Martin Lings: Sacred Art of Shakespeare: To Take Upon Us the Mystery of Things
An esoteric reading of Shakespeare's middle and late plays.
The Colours of Infinity: The Beauty, and Power of Fractals
A graphically beautiful collection of essays on fractals, with an included DVD of the 1995 "cult classic" film The Colours of Infinity.
Kurt Brown, editor: Verse & Universe
An astonishingly rich collection of poems about mathematics and science.
John Allen Paulos: Once Upon a Number: The Hidden Mathematical Logic of Stories
A mathematician explores the relationship between mathematics--especially statistics and probability--and narratives.
Fred Adams: Origins of Existence: How Life Emerged in the Universe
A physicist rhapsodizes (each chapter begins with a haiku) on the origins of life, from the Big Bang forward.
Rowan Williams: Writing in the Dust: After September 11
A meditation on being in New York on September 11, 2001, and the days after, by the current Archbishop of Canterbury.
Bernard Haisch: The God Theory: Universes, Zero-Point Fields, and What's Behind It All
An astrophysicist proposes an alternative to both dogmatic secular materialism and dogmatic religious fundamentalism.

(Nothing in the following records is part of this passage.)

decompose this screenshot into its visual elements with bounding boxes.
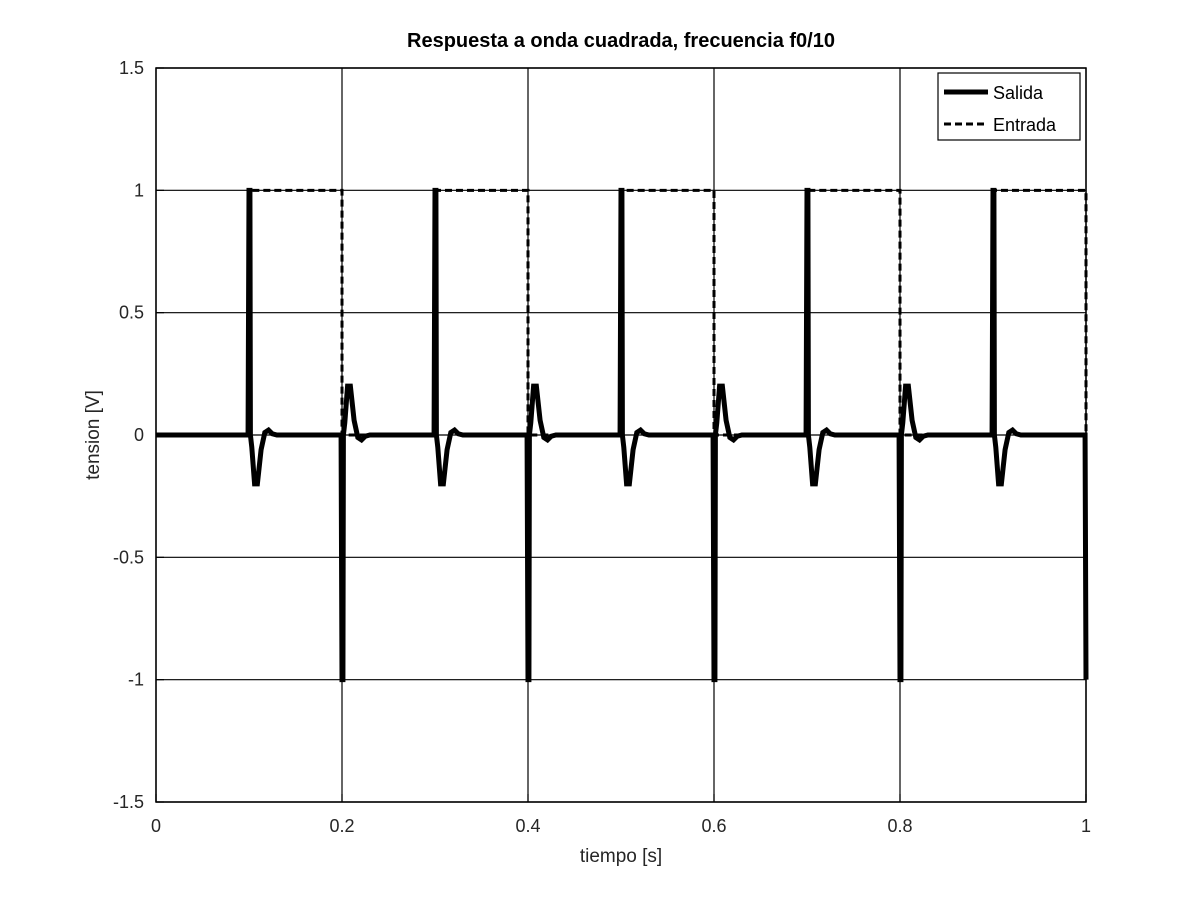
- legend-label-salida: Salida: [993, 83, 1044, 103]
- tick-labels: 0 0.2 0.4 0.6 0.8 1 -1.5 -1 -0.5 0 0.5 1 1.5: [113, 58, 1091, 836]
- x-tick-label: 0.4: [515, 816, 540, 836]
- y-tick-label: -1: [128, 670, 144, 690]
- series-line-entrada: [156, 188, 1088, 437]
- y-tick-label: -0.5: [113, 547, 144, 567]
- y-axis-label: tension [V]: [83, 390, 104, 480]
- x-tick-label: 0: [151, 816, 161, 836]
- y-tick-label: -1.5: [113, 792, 144, 812]
- y-tick-label: 0.5: [119, 303, 144, 323]
- plot-area-border: [155, 67, 1087, 803]
- series-layer: [156, 187, 1089, 683]
- x-tick-label: 0.2: [329, 816, 354, 836]
- x-tick-label: 0.8: [887, 816, 912, 836]
- chart-title: Respuesta a onda cuadrada, frecuencia f0…: [407, 30, 835, 52]
- legend-box: [937, 72, 1081, 141]
- legend: Salida Entrada: [937, 72, 1081, 141]
- x-tick-label: 1: [1081, 816, 1091, 836]
- y-tick-label: 1: [134, 180, 144, 200]
- x-axis-label: tiempo [s]: [580, 846, 662, 867]
- legend-label-entrada: Entrada: [993, 115, 1057, 135]
- y-tick-label: 1.5: [119, 58, 144, 78]
- x-tick-label: 0.6: [701, 816, 726, 836]
- series-line-salida: [156, 187, 1089, 683]
- y-tick-label: 0: [134, 425, 144, 445]
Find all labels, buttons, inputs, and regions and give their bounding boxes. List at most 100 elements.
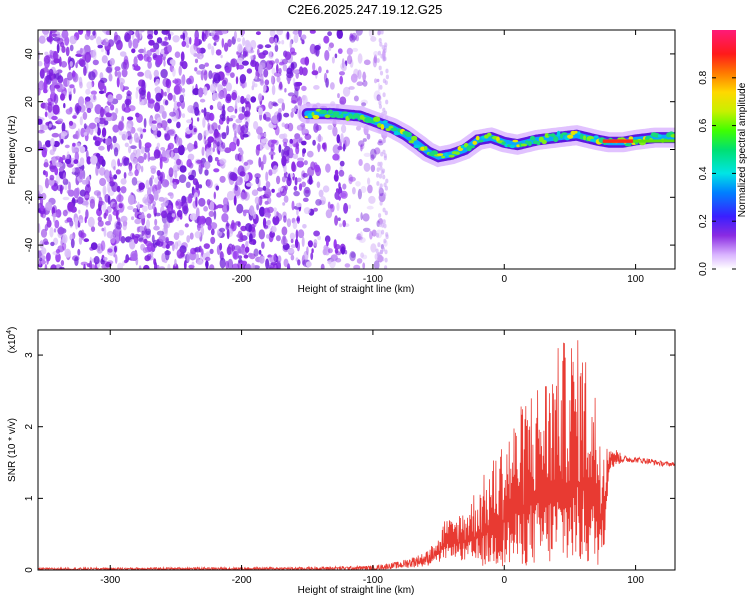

Sandy Eisenberg Sasso: Naamah, Noah's Wife
A delightful children's book about the title character's efforts to save the world's plants as well as its animals.
Dava Sobel: The Planets
An entertaining history of humanity's relationship with the Solar System, "through the lens of popular culture."
Anthony Stevens: Jung: A Very Short Introduction
A highly readable introduction, part of a series I've found excellent before.
Kim Zetter: Simple Kabbalah
The best short introduction of several I've read, especially in this unabridged reading by Theodore Bikel.
Stephen Trimble: The People: Indians of the American Southwest
Recommended by my friend Jim Leehan, who works on the Navajo reservation, as background reading for our visit there.
Richard Smoley: Forbidden Faith: The Gnostic Legacy
An entertaining and engaging survey of gnostic traditions.
Joel R. Primack and Nancy Ellen Abrams: The View from the Center of the Universe : Discovering Our Extraordinary Place in the Cosmos
An astonishing effort to use myth and symbol to convey the state of current knowledge of the universe and humanity's "central" place in it.
Ervin Laszlo: Science and the Reenchantment of the Cosmos : The Rise of the Integral Vision of Reality
A readable essay on recent discoveries of interconnectedness among systems, with responses from thinkers from varied fields.
Stephen Greenblatt: Will in the World: How Shakespeare Became Shakespeare
A fascinating new life, drawing on a wider range of historical information than previous biographies.
Anonymous: Meditations on the Tarot
A profound modern classic of Hermetic Christianity.
Stephen Sicari: Joyce's Modernist Allegory: Ulysses and the History of the Novel
An illuminative reading of Ulysses based on Dante's concept of the "allegory of the theologians."